In fact, we don’t begin engagements by cleaning or selecting data. Instead, we go through a data augmentation and expansion process to increase the data’s complexity—a method unique to Unsupervised. Essentially, it means we can uncover patterns on details that didn't even exist in a dataset’s original form.
The process involves semantically tagging every column of input data, then letting our AI derive new features based on that semantic understanding of the data. This might mean identifying differentials between columns, deriving discounting levels, incorporating 3rd party demographics or social network information based on email addresses, or adding inferred information. As an example, from timestamp data, we can infer whether a purchase was made on a weekday or weekend, which day of the week, a holiday, or the number of days from a holiday.
Unsupervised’s output is immediately actionable.

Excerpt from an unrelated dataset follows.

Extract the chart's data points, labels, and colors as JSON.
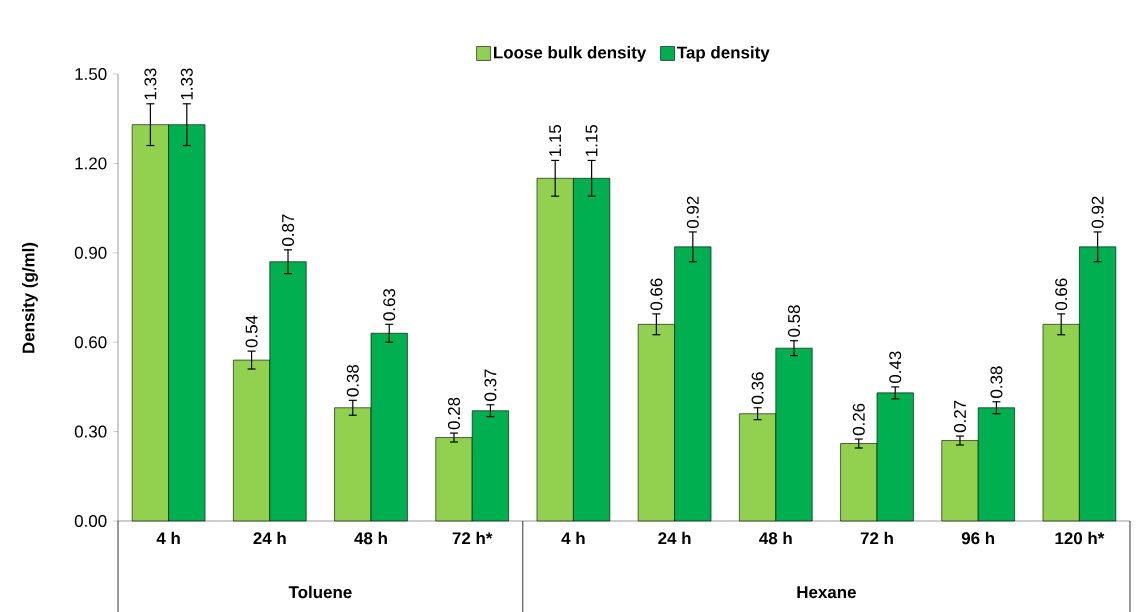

The engine we’ve built automatically runs through thousands of permutations of unsupervised learning techniques, producing and evaluating thousands of ways to expose patterns in your data. This results in a large set of patterns discovered in your data.
Unsupervised takes the raw output of these technologies and instantly translates them into insights humans can use. Discovered patterns are prioritized against any business metric that you want to analyze, so you can easily see which patterns are most impactful to the things you care about.
Freed from thinking about feature selection, data structure, and data design, you can now focus on finding new datasets to tap for patterns, turning patterns into action plans, and spreading insights on how to engage consumers across the business.